Abstraction of threads, putting simple. Take plain non-sendable type. How Swift could reason that it’s unsafe to pass it somewhere, like in a function, without any model of those threads? Without knowing that each function has or hasn’t an isolation? If not actors, some other abstraction is required here — just to explain to language these concepts.

Complexity of concurrency is being underestimated in my opinion. Swift helps to formalise many rules that we have had to keep in our minds before, and these rules are complex.

3 Likes

Let me just put on my "never finished my C.S. degree" hat here, and…

For trivial value types like Int, the standard library explicitly marks them Sendable. From there, the compiler can infer sendability for more complex value types if they are composed solely of other sendable types. If a reference type is composed of immutable sendable values, the compiler can infer sendability.

But real-world programs have mutable state, and if that state can be accessed from multiple threads, the compiler generally can't reason about whether or not that state is thread-safe (and thus sendable.) This constraint is a manifestation of Rice's theorem which is a generalization of the halting problem[1].
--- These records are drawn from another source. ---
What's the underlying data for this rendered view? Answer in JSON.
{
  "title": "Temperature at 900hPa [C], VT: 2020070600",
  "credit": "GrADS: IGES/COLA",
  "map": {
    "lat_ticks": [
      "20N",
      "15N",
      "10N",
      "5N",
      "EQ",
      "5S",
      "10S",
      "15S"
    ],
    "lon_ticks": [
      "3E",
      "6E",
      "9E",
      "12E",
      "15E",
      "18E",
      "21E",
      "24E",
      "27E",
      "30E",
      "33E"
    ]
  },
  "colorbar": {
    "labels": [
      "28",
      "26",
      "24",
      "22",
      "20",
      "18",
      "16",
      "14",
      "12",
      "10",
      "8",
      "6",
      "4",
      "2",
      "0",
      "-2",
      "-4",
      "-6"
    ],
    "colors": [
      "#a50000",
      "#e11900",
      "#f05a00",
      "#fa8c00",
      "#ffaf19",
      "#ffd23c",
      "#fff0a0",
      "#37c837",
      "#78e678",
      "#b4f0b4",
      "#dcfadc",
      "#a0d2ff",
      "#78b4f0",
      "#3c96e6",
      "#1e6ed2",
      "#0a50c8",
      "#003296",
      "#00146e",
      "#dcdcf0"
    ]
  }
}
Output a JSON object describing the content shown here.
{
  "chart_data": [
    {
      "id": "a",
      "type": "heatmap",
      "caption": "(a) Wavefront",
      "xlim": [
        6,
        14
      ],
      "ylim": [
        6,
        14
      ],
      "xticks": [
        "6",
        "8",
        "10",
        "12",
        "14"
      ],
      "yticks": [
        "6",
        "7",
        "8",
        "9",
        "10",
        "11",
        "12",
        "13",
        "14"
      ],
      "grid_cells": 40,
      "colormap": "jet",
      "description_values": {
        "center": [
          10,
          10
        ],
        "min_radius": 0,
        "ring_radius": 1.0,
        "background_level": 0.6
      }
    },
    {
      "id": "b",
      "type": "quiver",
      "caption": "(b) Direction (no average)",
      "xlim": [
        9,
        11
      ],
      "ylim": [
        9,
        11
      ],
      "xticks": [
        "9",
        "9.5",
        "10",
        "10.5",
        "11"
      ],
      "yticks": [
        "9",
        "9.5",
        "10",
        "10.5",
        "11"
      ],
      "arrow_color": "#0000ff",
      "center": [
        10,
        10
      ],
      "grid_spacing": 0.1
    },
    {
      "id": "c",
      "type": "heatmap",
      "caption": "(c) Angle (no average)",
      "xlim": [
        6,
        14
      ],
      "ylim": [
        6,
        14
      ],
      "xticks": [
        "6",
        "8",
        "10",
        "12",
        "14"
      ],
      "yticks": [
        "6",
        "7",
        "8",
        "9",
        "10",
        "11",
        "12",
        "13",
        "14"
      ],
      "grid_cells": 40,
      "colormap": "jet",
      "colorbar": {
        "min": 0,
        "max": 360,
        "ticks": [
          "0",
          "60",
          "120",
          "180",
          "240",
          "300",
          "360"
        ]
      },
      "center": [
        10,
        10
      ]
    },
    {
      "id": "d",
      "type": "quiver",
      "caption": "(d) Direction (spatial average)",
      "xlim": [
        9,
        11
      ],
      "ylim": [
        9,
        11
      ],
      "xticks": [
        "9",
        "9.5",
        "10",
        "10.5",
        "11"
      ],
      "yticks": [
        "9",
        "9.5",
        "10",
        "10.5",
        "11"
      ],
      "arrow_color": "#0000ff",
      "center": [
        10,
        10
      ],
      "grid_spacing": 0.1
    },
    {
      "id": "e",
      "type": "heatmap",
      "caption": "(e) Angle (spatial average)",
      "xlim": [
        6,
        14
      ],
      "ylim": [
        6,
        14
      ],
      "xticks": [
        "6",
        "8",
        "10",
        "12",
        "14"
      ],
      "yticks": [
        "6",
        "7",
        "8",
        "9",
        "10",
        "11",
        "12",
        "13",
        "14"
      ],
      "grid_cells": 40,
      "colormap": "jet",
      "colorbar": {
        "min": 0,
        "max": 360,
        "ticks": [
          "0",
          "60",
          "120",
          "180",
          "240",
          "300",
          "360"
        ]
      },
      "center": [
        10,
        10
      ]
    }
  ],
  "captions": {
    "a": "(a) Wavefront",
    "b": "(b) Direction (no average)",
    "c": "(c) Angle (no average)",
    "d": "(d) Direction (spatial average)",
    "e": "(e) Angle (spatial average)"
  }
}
A lock/mutex allows you, the programmer, to guard mutable state and make your code thread-safe, but the compiler cannot reason about all uses of a lock/mutex the same way it can about an actor, because a lock/mutex guards state by convention only. There's not really anything preventing you from writing:

let lock: Lock = ...
let state: StateObject = ...
lock.lock()
state.mutate()
callOnAnotherThread {
  state.mutate()
}
lock.unlock()

The Mutex type in Swift's Synchronization module is @unchecked Sendable because the authors of the type took care to make sure it was thread-safe, but the compiler has to trust that those authors got it right, and can't actually do the verification itself.

Actors are reference-counted objects whose mutable state is guaranteed to be accessible by only one thread (or task or isolation domain or what-have-you) at a time. Thus, they are inherently sendable and the compiler can reason about them: the set of possible programs is constrained to those that are thread-safe and so Rice's theorem is no longer in play.


  1. Corollary: this implies that AI running on a classical computer cannot solve this problem either. It also implies that either: humans can't reason about such programs; or humans can and are able to apply reasoning above and beyond that which a classical computer (including an AI) can apply. :troll: ↩︎

18 Likes

You don't "have" to use actors/sendable/mutexes, etc.. Many (most?) apps could be single threaded. You start the request (could do this on the main thread), instruct the request to complete on the main thread, parse the response (could be done on the main thread), store the result on the file system and show the result in the UI (on the main thread).